Soffiati: le aziende anticipino
Spiega Daniele Soffiati, segretario generale della Cgil che «le aziende ricorrono agli ammortizzatori sociali come effetto diretto, a livello regionale, delle chiusure imposte per decreto fin dal 23 febbraio quando fu istituita la prima zona rossa. Poi si sono aggiunte le chiusure che hanno interessato tutta la Lombardia dall’8 marzo e le richieste partite nei giorni scorsi a seguito del decreto blocca-fabbriche». Non solo: «Le misure di protezione previste dal protocollo nazionale su salute e sicurezza a tutela dei lavoratori –aggiunge – valgono per tutti, comprese le aziende dei settori autorizzati ad operare e ciò comporta una diminuzione di addetti con ulteriore ricorso agli ammortizzatori sociali».

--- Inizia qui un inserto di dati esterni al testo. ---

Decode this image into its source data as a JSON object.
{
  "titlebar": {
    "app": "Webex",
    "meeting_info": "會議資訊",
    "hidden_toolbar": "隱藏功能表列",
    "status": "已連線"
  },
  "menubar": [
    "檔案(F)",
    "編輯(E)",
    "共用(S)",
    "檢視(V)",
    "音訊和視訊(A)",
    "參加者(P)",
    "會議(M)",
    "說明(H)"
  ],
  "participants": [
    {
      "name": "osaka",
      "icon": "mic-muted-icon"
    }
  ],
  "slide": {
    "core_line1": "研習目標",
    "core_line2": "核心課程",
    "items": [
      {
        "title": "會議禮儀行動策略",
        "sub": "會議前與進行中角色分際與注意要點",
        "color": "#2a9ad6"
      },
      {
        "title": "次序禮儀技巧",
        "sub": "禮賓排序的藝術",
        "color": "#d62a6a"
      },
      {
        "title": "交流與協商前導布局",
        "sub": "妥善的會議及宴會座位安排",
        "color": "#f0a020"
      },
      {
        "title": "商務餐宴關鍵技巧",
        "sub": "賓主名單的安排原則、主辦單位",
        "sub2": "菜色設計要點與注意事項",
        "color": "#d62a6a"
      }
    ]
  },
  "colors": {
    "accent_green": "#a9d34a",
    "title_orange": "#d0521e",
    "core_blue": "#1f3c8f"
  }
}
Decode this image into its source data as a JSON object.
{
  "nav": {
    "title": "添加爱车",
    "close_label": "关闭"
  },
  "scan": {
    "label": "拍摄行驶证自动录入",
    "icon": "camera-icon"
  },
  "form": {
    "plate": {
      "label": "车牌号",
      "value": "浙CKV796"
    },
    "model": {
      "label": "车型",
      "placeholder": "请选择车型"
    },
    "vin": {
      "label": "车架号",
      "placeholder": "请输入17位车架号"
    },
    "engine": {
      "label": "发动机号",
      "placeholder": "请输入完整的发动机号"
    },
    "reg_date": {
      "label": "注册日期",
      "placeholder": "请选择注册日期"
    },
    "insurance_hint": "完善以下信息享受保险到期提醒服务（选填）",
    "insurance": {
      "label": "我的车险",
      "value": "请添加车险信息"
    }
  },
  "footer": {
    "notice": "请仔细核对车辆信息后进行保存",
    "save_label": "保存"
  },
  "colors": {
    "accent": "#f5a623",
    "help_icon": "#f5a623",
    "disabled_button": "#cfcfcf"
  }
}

Per non contare che dalle ditte non coperte da altri ammortizzatori, a partire da questa settimana scatterà una moltitudine di richieste di cassa integrazione in deroga, finora non attivabili in Lombardia, che interesseranno in particolare il terziario e l’artigianato. «L’emergenza sanitaria avrà un impatto sulle buste paga – prosegue Soffiati – Ai datori di lavoro chiediamo quindi di continuare ad anticipare le indennità». Il nodo non è da poco e riguarda i tempi di erogazione. Così mentre alla Regione Lombardia, Cgil Cisl e Uil chiedono di finalizzare l’accordo con Abi (associazione bancaria italiana) per l’anticipazione sociale della cassa integrazione in deroga, intanto i sindacati nazionali si sono rivolti ai ministri Catalfo, Gualtieri e al presidente dell’Inps Tridico per accorciare i tempi di pagamento e garantire così continuità di reddito ai lavoratori rimasti a casa.
«Troppi ancora al lavoro»
Intanto dopo la revisione dell’elenco delle attività indispensabili, i lavoratori potenzialmente attivi in Lombardia sono scesi da 1,61 milioni a 1,58 milioni. «Numeri ancora alti – lamenta Soffiati – e destinati ad aumentare a causa delle autocertificazioni, nella maggior parte dei casi ingiustificabili, con le quali le aziende continuano a rimanere aperte dichiarando alle prefetture legami con filiere essenziali». Basti considerare che sabato mattina 28 marzo erano circa 15mila le autocertificazioni presentate ai prefetti lombardi per evitare il blocca fabbriche: Mantova 942, Como 600, Bergamo 1.800, Brescia 3.000, Brianza 1.200 Cremona 800, Lecco 300, Lodi 300, Milano 5.000, Varese 1.000, Sondrio 7 e Pavia un migliaio. Dopo il weekend quelle di Varese erano già 1.300 e a Mantova 1.025.
Altra infornata di deroghe
Intanto ieri (30 marzo) sono state pubblicate sul sito della prefettura altre 66 deroghe allo stop governativo in aggiunta alle 200 rilasciate tra venerdì e sabato. L’ultima infornata di aziende che possono proseguire l’attività, non senza limitazioni in alcuni casi, in quanto determinanti per la filiera delle essenziali, vede in elenco imprese di ogni dimensione. Si va da Comer e Marcegaglia Carbon Steel a Tintoria Elisa autorizzata “solo per mascherine”.